Jean-Pierre Vidal a eu "beaucoup de problèmes" dès qu'il a appris que ce n'était pas sa mère biologique qui prenait soin de lui, à environ neuf ans. Il a vécu jusqu'à 62 ans persuadé qu'il était né sous X, la faute à une erreur dans son dossier. L’État a reconnu sa responsabilité, ce qui n'est pas encore le cas des autorités départementales.
Enfance
Le garçon est né le 4 septembre 1956 à Saint-Flour (Cantal). Àl'age de deux ans, sa mère l’a confié à une nourrice.
"J’y suis resté à peu près jusqu’à l’âge de huit-neuf ans. C’est à peu près à ce moment-là que j’ai découvert que ma nourrice n’était pas ma mère biologique", raconte-t-il à France 3.
En apprenant cette nouvelle, il a changé: Jean-Pierre se décrit à cette époque-là comme "agressif". Il a refusé d'aller à l'école. Lorsqu'il a été placé dans un pensionnat de Murat, le "choc a été terrible".
"Àpartir de là, j’ai eu beaucoup de problèmes. J’ai connu plusieurs familles d’accueil, notamment une famille qui était violente envers moi. Je suis tombée dans une famille d’agriculteurs où les enfants placés étaient pris pour en faire des ouvriers pas chers. J’ai aussi dû être hospitalisé à 14 ans dans un établissement spécialisé à Montpellier car je déprimais beaucoup."
Un espoir d'adoption a plané un peu dans l'air, mais ne s'est jamais réalisé. Une famille de médecin à Montpellier souhaitait le faire, mais n'en avait pas assez les moyens.
Recherche de ses racines
Aujourd'hui commerçant à Espinat, Jean-Pierre a commencé à rechercher ses origines à 14 ans.
"À chaque fois, on me disait que j’étais né sous X et qu’on ne pouvait me dévoiler mes origines. En 1985, j’écris au département en disant que je voulais connaître mes origines. Je me suis rendu à la DDASS direction départementale des Affaires sanitaires et sociales du Cantal. Une éducatrice m’a dit que ce n’était pas la peine de revenir, que le dossier était protégé et que je ne connaîtrai jamais mes origines", déplore-t-il sur France 3.
Pourtant, il n'a pas mis fin à sa quête. En essayant d'obtenir des informations une nouvelle fois, en 2019, il a appris qu'"il y a[vait] eu un gros problème dans le dossier". Il a été alors convoqué pour lui communiquer l’identité de sa mère. Mais elle était morte en 1996 d'une tumeur.
À qui la faute?
En fait, l’homme avait le droit d’ouvrir ces documents dès ses 18 ans. Il a ainsi pu apprendre qu'il avait une sœur, un frère, des cousins et une tante. Ce qui n'annule nullement le fait qu'il s'est senti "brisé" dans sa jeunesse.
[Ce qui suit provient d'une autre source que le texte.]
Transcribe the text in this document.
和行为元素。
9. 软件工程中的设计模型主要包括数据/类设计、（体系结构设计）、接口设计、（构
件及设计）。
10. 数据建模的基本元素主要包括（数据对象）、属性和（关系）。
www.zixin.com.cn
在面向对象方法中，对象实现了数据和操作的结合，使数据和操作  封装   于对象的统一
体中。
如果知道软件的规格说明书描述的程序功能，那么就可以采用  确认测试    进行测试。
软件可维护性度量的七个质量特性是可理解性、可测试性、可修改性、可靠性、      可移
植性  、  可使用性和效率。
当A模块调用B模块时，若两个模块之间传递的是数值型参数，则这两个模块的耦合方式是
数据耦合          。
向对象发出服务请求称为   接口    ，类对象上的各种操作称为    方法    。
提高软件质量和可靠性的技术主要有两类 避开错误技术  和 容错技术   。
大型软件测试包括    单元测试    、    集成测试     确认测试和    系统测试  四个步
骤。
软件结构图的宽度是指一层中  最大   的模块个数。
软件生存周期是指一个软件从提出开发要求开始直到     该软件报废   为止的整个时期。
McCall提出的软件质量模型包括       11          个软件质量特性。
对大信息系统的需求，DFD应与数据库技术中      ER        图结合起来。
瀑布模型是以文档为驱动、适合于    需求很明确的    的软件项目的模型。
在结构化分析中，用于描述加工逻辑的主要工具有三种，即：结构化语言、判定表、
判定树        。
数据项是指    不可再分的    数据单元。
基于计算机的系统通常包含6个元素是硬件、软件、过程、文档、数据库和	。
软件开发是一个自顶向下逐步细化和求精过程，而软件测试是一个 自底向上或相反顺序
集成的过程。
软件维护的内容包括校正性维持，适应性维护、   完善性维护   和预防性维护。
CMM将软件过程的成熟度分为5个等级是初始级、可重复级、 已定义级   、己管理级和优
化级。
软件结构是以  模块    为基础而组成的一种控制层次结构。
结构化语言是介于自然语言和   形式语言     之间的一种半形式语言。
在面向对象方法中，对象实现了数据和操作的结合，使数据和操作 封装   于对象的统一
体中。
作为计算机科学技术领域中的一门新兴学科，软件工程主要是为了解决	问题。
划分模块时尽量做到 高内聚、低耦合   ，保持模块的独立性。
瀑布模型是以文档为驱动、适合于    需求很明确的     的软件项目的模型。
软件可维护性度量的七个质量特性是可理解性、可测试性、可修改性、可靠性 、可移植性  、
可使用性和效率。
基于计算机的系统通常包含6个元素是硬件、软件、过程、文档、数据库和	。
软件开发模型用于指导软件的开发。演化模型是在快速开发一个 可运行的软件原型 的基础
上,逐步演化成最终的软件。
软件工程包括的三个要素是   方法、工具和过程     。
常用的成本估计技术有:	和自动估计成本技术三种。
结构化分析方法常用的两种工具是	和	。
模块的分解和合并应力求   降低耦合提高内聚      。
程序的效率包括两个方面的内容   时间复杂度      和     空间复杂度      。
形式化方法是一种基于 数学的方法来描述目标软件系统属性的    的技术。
Son désir à présent consiste à ce que "chacun reconnaisse ses responsabilités". Si "l’État a reconnu ses torts", le département du Cantal "rejette la faute" sur sa hiérarchie.
"Ma mère avait donné toutes les consignes pour que je puisse obtenir des informations sur elle", explique le commerçant. "Je veux que ce procès fasse un cas de jurisprudence. Je suis contacté par des personnes qui sont dans le même cas que moi. J’attends d’être indemnisé sur cette situation", insiste-t-il.
Son avocat exige une réparation de 400.000 euros, se fondant "sur la notion de préjudice extraordinaire, dans des affaires hors normes".
"C’est un immense gâchis. C’est une vie brisée. Il a réussi à faire sa vie sur un certain nombre de plans mais il y a toujours ce manque", indique Me Jacques Verdier à France 3.
Une audience est prévue le 7 février au tribunal judiciaire d’Aurillac. Le délibéré est attendu dans les deux mois prochains au maximum.